XML database experiences

Not for 'how-to' coding questions but PHP theory instead, this forum is here for those of us who wish to learn about design aspects of programming with PHP.

Moderator: General Moderators

User avatar
greyhoundcode
Forum Regular
Posts: 613
Joined: Mon Feb 11, 2008 4:22 am

XML database experiences

Post by greyhoundcode »

Has anyone used an XML database as part of a PHP application, whether XML-enabled or native XML? If so, were there any problems or even advantages beyond your expectations that you would highlight?
User avatar
Technical
Forum Commoner
Posts: 81
Joined: Thu Dec 02, 2010 5:30 am

Re: XML database experiences

Post by Technical »

I guess it can be quite slow. And of course SQL is much more flexible.
User avatar
greyhoundcode
Forum Regular
Posts: 613
Joined: Mon Feb 11, 2008 4:22 am

Re: XML database experiences

Post by greyhoundcode »

Just to clarify I am not talking about keeping data in "plain vanilla" XML files as such, but in a specialized XML database (see here or here).
User avatar
Benjamin
Site Administrator
Posts: 6935
Joined: Sun May 19, 2002 10:24 pm

Re: XML database experiences

Post by Benjamin »

I can't imagine why anyone in their right mind would want to do this. Per the wikipedia page:
O'Connell (2005, 9.2) gives one reason for the use of XML in databases: the increasingly common use of XML for data transport, which has meant that "data is extracted from databases and put into XML documents and vice-versa". It may prove more efficient (in terms of conversion costs) and easier to store the data in XML format.
This is not a good reason. XML is a PITA to use as a data transport as compared to JSON or serialized arrays. If that's the only reason, there is no reason.

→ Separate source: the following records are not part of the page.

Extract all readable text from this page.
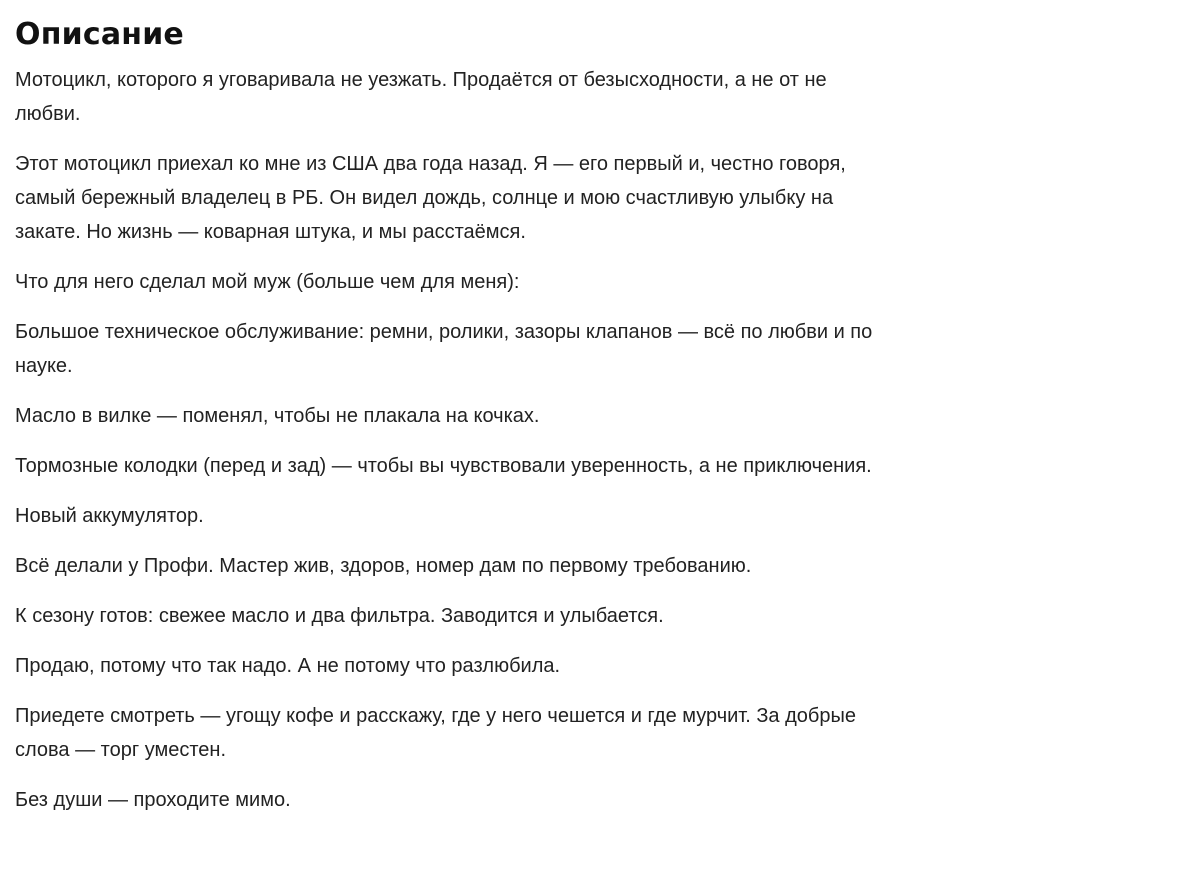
Описание

Мотоцикл, которого я уговаривала не уезжать. Продаётся от безысходности, а не от не любви.

Этот мотоцикл приехал ко мне из США два года назад. Я — его первый и, честно говоря, самый бережный владелец в РБ. Он видел дождь, солнце и мою счастливую улыбку на закате. Но жизнь — коварная штука, и мы расстаёмся.

Что для него сделал мой муж (больше чем для меня):

Большое техническое обслуживание: ремни, ролики, зазоры клапанов — всё по любви и по науке.

Масло в вилке — поменял, чтобы не плакала на кочках.

Тормозные колодки (перед и зад) — чтобы вы чувствовали уверенность, а не приключения.

Новый аккумулятор.

Всё делали у Профи. Мастер жив, здоров, номер дам по первому требованию.

К сезону готов: свежее масло и два фильтра. Заводится и улыбается.

Продаю, потому что так надо. А не потому что разлюбила.

Приедете смотреть — угощу кофе и расскажу, где у него чешется и где мурчит. За добрые слова — торг уместен.

Без души — проходите мимо.
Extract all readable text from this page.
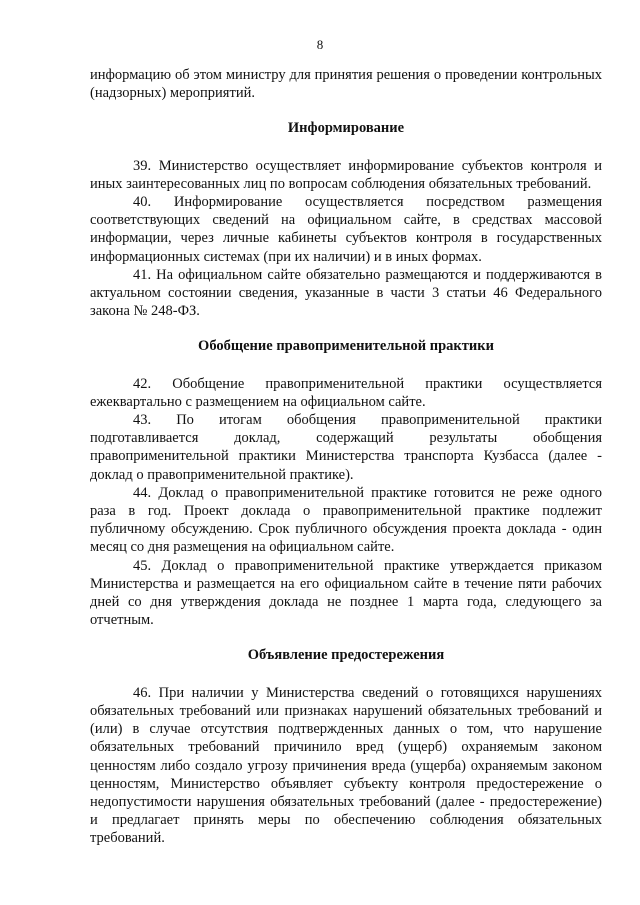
8

информацию об этом министру для принятия решения о проведении контрольных (надзорных) мероприятий.

Информирование

39. Министерство осуществляет информирование субъектов контроля и иных заинтересованных лиц по вопросам соблюдения обязательных требований.

40. Информирование осуществляется посредством размещения соответствующих сведений на официальном сайте, в средствах массовой информации, через личные кабинеты субъектов контроля в государственных информационных системах (при их наличии) и в иных формах.

41. На официальном сайте обязательно размещаются и поддерживаются в актуальном состоянии сведения, указанные в части 3 статьи 46 Федерального закона № 248-ФЗ.

Обобщение правоприменительной практики

42. Обобщение правоприменительной практики осуществляется ежеквартально с размещением на официальном сайте.

43. По итогам обобщения правоприменительной практики подготавливается доклад, содержащий результаты обобщения правоприменительной практики Министерства транспорта Кузбасса (далее - доклад о правоприменительной практике).

44. Доклад о правоприменительной практике готовится не реже одного раза в год. Проект доклада о правоприменительной практике подлежит публичному обсуждению. Срок публичного обсуждения проекта доклада - один месяц со дня размещения на официальном сайте.

45. Доклад о правоприменительной практике утверждается приказом Министерства и размещается на его официальном сайте в течение пяти рабочих дней со дня утверждения доклада не позднее 1 марта года, следующего за отчетным.

Объявление предостережения

46. При наличии у Министерства сведений о готовящихся нарушениях обязательных требований или признаках нарушений обязательных требований и (или) в случае отсутствия подтвержденных данных о том, что нарушение обязательных требований причинило вред (ущерб) охраняемым законом ценностям либо создало угрозу причинения вреда (ущерба) охраняемым законом ценностям, Министерство объявляет субъекту контроля предостережение о недопустимости нарушения обязательных требований (далее - предостережение) и предлагает принять меры по обеспечению соблюдения обязательных требований.
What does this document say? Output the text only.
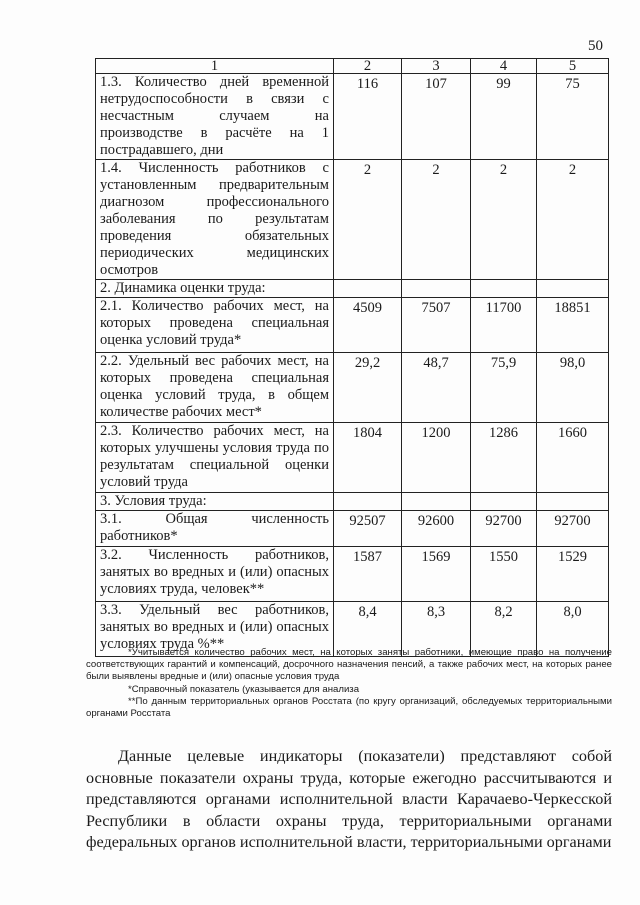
50
1	2	3	4	5
1.3. Количество дней временной нетрудоспособности в связи с несчастным случаем на производстве в расчёте на 1 пострадавшего, дни	116	107	99	75
1.4. Численность работников с установленным предварительным диагнозом профессионального заболевания по результатам проведения обязательных периодических медицинских осмотров	2	2	2	2
2. Динамика оценки труда:				
2.1. Количество рабочих мест, на которых проведена специальная оценка условий труда*	4509	7507	11700	18851
2.2. Удельный вес рабочих мест, на которых проведена специальная оценка условий труда, в общем количестве рабочих мест*	29,2	48,7	75,9	98,0
2.3. Количество рабочих мест, на которых улучшены условия труда по результатам специальной оценки условий труда	1804	1200	1286	1660
3. Условия труда:				
3.1. Общая численность работников*	92507	92600	92700	92700
3.2. Численность работников, занятых во вредных и (или) опасных условиях труда, человек**	1587	1569	1550	1529
3.3. Удельный вес работников, занятых во вредных и (или) опасных условиях труда %**	8,4	8,3	8,2	8,0

*Учитывается количество рабочих мест, на которых заняты работники, имеющие право на получение соответствующих гарантий и компенсаций, досрочного назначения пенсий, а также рабочих мест, на которых ранее были выявлены вредные и (или) опасные условия труда

*Справочный показатель (указывается для анализа

**По данным территориальных органов Росстата (по кругу организаций, обследуемых территориальными органами Росстата

Данные целевые индикаторы (показатели) представляют собой основные показатели охраны труда, которые ежегодно рассчитываются и представляются органами исполнительной власти Карачаево-Черкесской Республики в области охраны труда, территориальными органами федеральных органов исполнительной власти, территориальными органами
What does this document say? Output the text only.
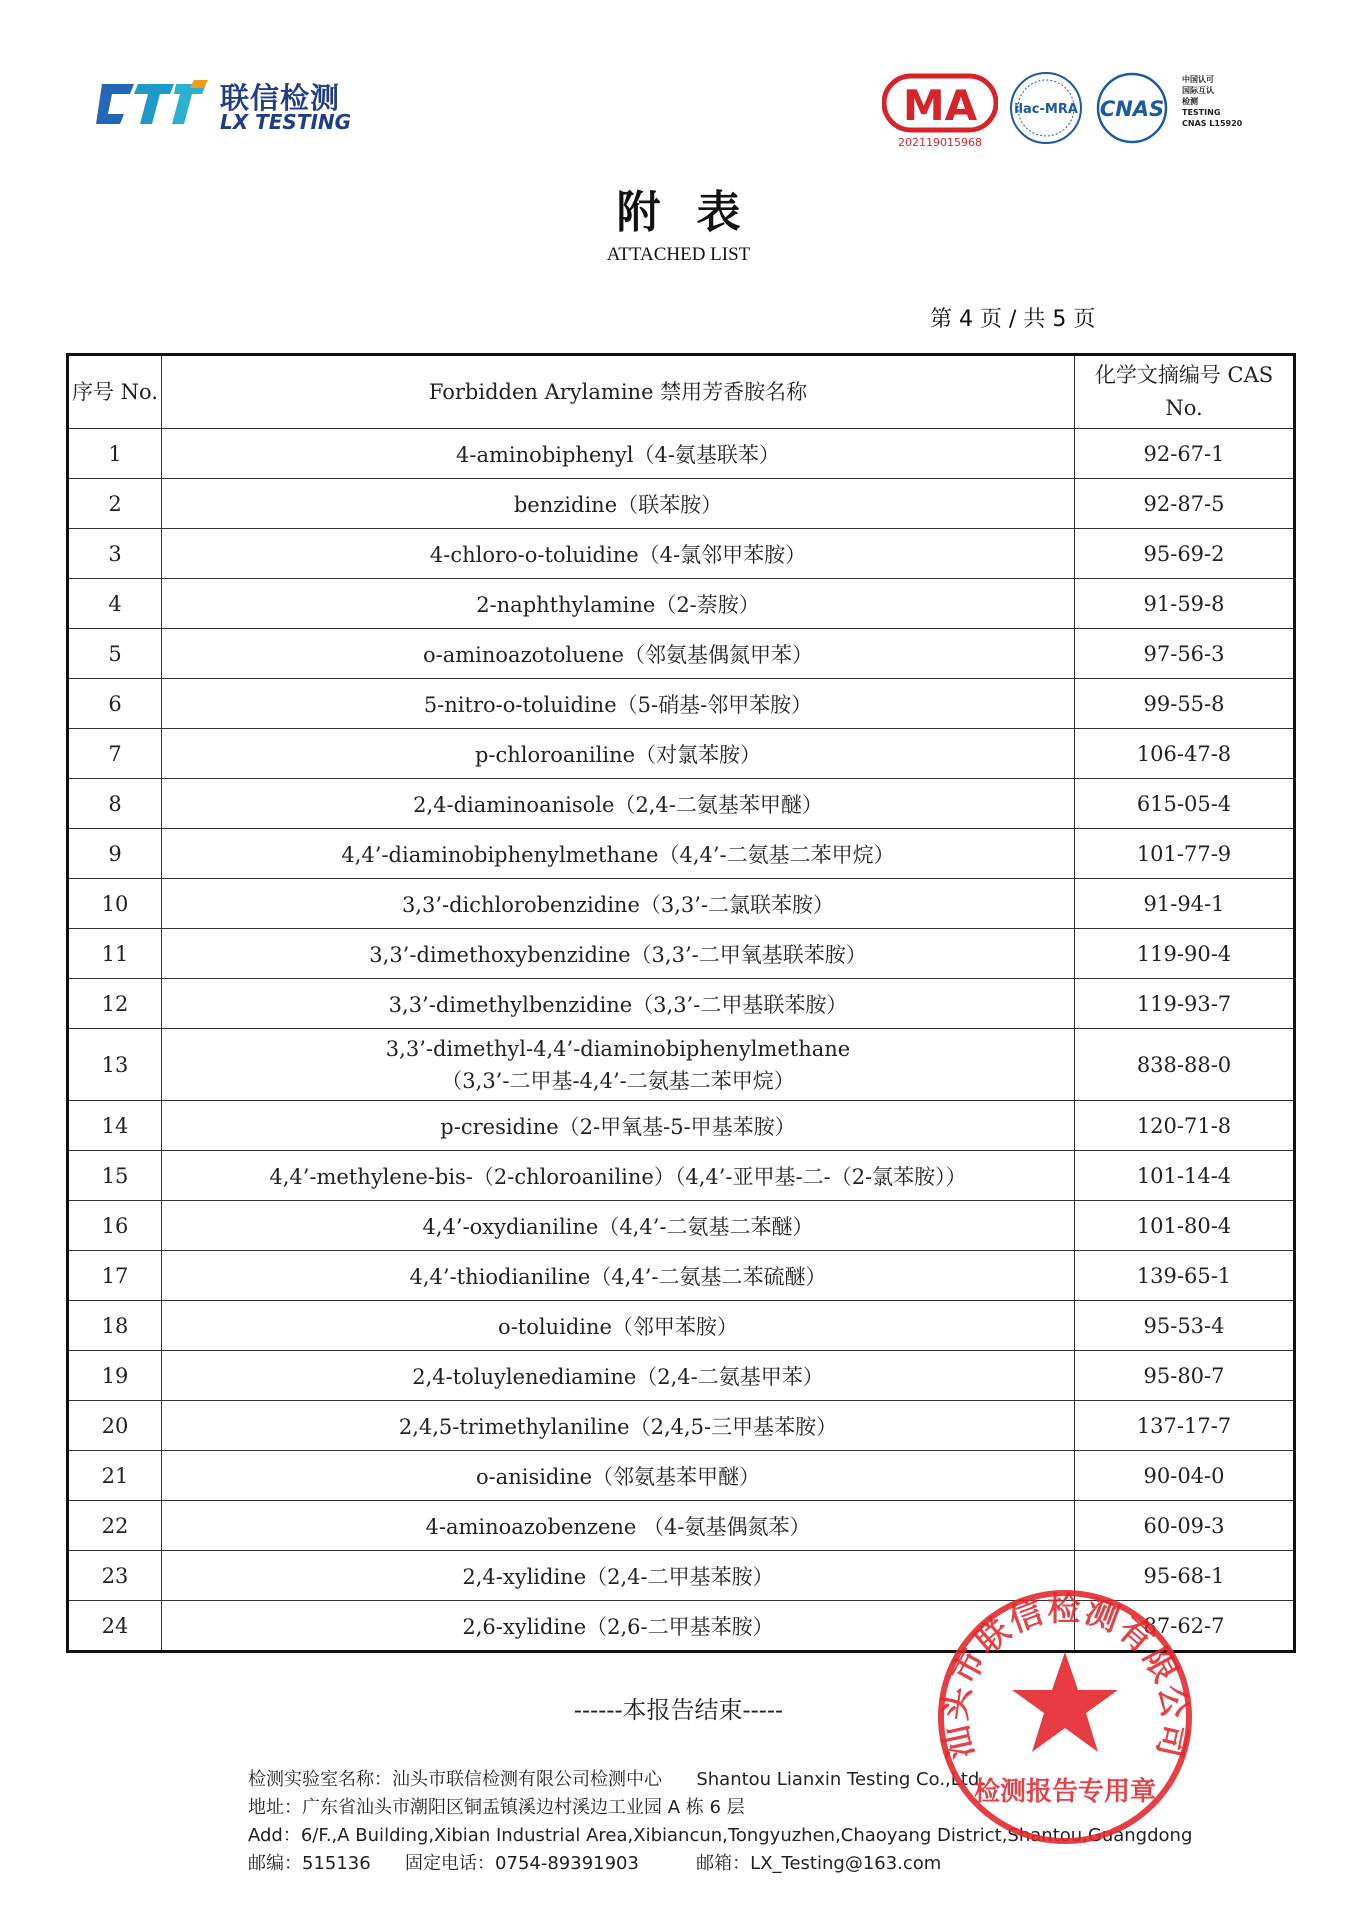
联信检测
LX TESTING	MA
202119015968
ilac-MRA CNAS
中国认可
国际互认
检测
TESTING
CNAS L15920
附表
ATTACHED LIST
第 4 页 / 共 5 页
序号 No.	Forbidden Arylamine 禁用芳香胺名称	化学文摘编号 CAS No.
1	4-aminobiphenyl（4-氨基联苯）	92-67-1
2	benzidine（联苯胺）	92-87-5
3	4-chloro-o-toluidine（4-氯邻甲苯胺）	95-69-2
4	2-naphthylamine（2-萘胺）	91-59-8
5	o-aminoazotoluene（邻氨基偶氮甲苯）	97-56-3
6	5-nitro-o-toluidine（5-硝基-邻甲苯胺）	99-55-8
7	p-chloroaniline（对氯苯胺）	106-47-8
8	2,4-diaminoanisole（2,4-二氨基苯甲醚）	615-05-4
9	4,4’-diaminobiphenylmethane（4,4’-二氨基二苯甲烷）	101-77-9
10	3,3’-dichlorobenzidine（3,3’-二氯联苯胺）	91-94-1
11	3,3’-dimethoxybenzidine（3,3’-二甲氧基联苯胺）	119-90-4
12	3,3’-dimethylbenzidine（3,3’-二甲基联苯胺）	119-93-7
13	3,3’-dimethyl-4,4’-diaminobiphenylmethane
（3,3’-二甲基-4,4’-二氨基二苯甲烷）	838-88-0
14	p-cresidine（2-甲氧基-5-甲基苯胺）	120-71-8
15	4,4’-methylene-bis-（2-chloroaniline）（4,4’-亚甲基-二-（2-氯苯胺））	101-14-4
16	4,4’-oxydianiline（4,4’-二氨基二苯醚）	101-80-4
17	4,4’-thiodianiline（4,4’-二氨基二苯硫醚）	139-65-1
18	o-toluidine（邻甲苯胺）	95-53-4
19	2,4-toluylenediamine（2,4-二氨基甲苯）	95-80-7
20	2,4,5-trimethylaniline（2,4,5-三甲基苯胺）	137-17-7
21	o-anisidine（邻氨基苯甲醚）	90-04-0
22	4-aminoazobenzene （4-氨基偶氮苯）	60-09-3
23	2,4-xylidine（2,4-二甲基苯胺）	95-68-1
24	2,6-xylidine（2,6-二甲基苯胺）	87-62-7
------本报告结束-----
检测实验室名称：汕头市联信检测有限公司检测中心      Shantou Lianxin Testing Co.,Ltd.
地址：广东省汕头市潮阳区铜盂镇溪边村溪边工业园 A 栋 6 层
Add：6/F.,A Building,Xibian Industrial Area,Xibiancun,Tongyuzhen,Chaoyang District,Shantou,Guangdong
邮编：515136      固定电话：0754-89391903          邮箱：LX_Testing@163.com
汕头市联信检测有限公司
检测报告专用章
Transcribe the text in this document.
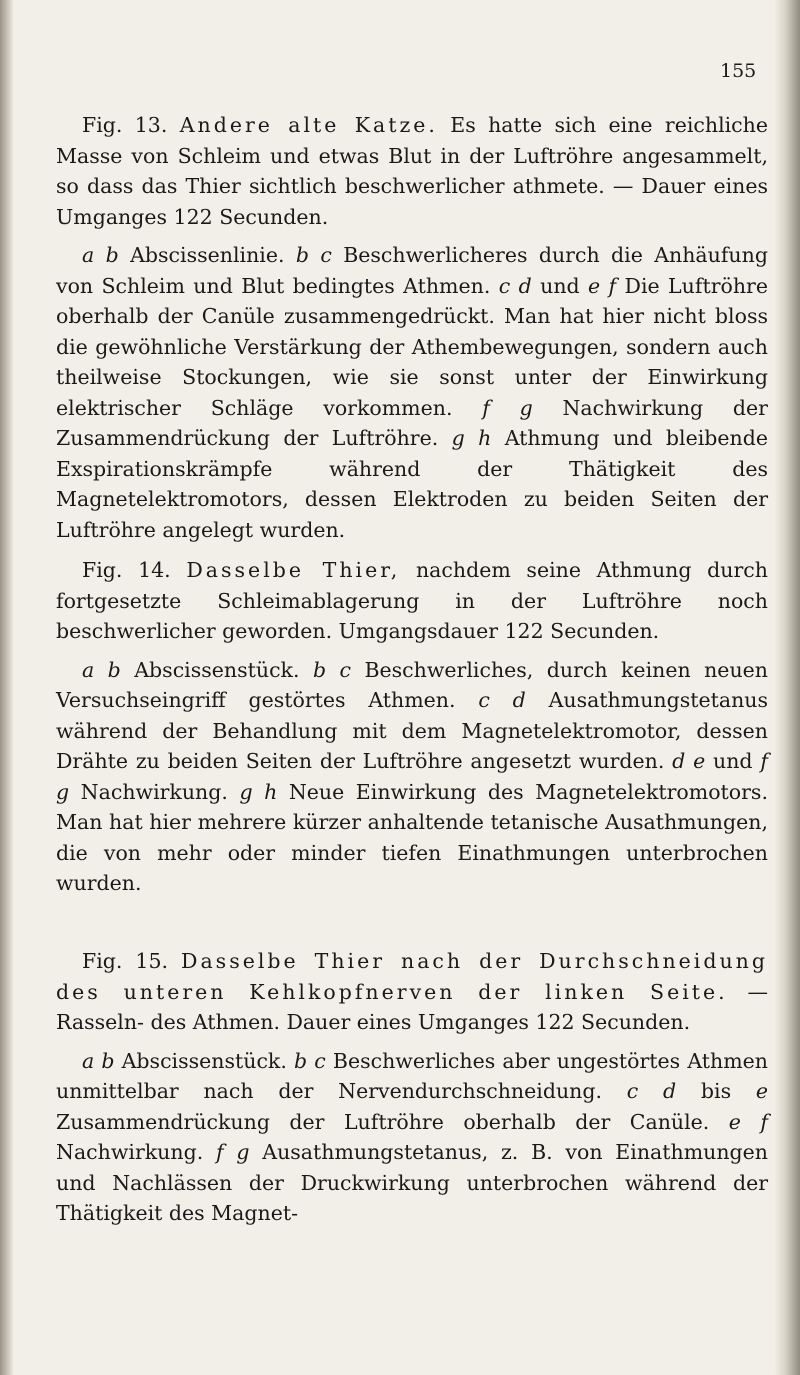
155

Fig. 13. Andere alte Katze. Es hatte sich eine reichliche Masse von Schleim und etwas Blut in der Luftröhre angesammelt, so dass das Thier sichtlich beschwerlicher athmete. — Dauer eines Umganges 122 Secunden.

a b Abscissenlinie. b c Beschwerlicheres durch die Anhäufung von Schleim und Blut bedingtes Athmen. c d und e f Die Luftröhre oberhalb der Canüle zusammengedrückt. Man hat hier nicht bloss die gewöhnliche Verstärkung der Athembewegungen, sondern auch theilweise Stockungen, wie sie sonst unter der Einwirkung elektrischer Schläge vorkommen. f g Nachwirkung der Zusammendrückung der Luftröhre. g h Athmung und bleibende Exspirationskrämpfe während der Thätigkeit des Magnetelektromotors, dessen Elektroden zu beiden Seiten der Luftröhre angelegt wurden.

Fig. 14. Dasselbe Thier, nachdem seine Athmung durch fortgesetzte Schleimablagerung in der Luftröhre noch beschwerlicher geworden. Umgangsdauer 122 Secunden.

a b Abscissenstück. b c Beschwerliches, durch keinen neuen Versuchseingriff gestörtes Athmen. c d Ausathmungstetanus während der Behandlung mit dem Magnetelektromotor, dessen Drähte zu beiden Seiten der Luftröhre angesetzt wurden. d e und f g Nachwirkung. g h Neue Einwirkung des Magnetelektromotors. Man hat hier mehrere kürzer anhaltende tetanische Ausathmungen, die von mehr oder minder tiefen Einathmungen unterbrochen wurden.

Fig. 15. Dasselbe Thier nach der Durchschneidung des unteren Kehlkopfnerven der linken Seite. — Rasseln- des Athmen. Dauer eines Umganges 122 Secunden.

a b Abscissenstück. b c Beschwerliches aber ungestörtes Athmen unmittelbar nach der Nervendurchschneidung. c d bis e Zusammendrückung der Luftröhre oberhalb der Canüle. e f Nachwirkung. f g Ausathmungstetanus, z. B. von Einathmungen und Nachlässen der Druckwirkung unterbrochen während der Thätigkeit des Magnet-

Besides that, it's not scalable.
User avatar
Technical
Forum Commoner
Posts: 81
Joined: Thu Dec 02, 2010 5:30 am

Re: XML database experiences

Post by Technical »

Benjamin wrote:I can't imagine why anyone in their right mind would want to do this. Per the wikipedia page:
O'Connell (2005, 9.2) gives one reason for the use of XML in databases: the increasingly common use of XML for data transport, which has meant that "data is extracted from databases and put into XML documents and vice-versa". It may prove more efficient (in terms of conversion costs) and easier to store the data in XML format.
This is not a good reason. XML is a PITA to use as a data transport as compared to JSON or serialized arrays. If that's the only reason, there is no reason.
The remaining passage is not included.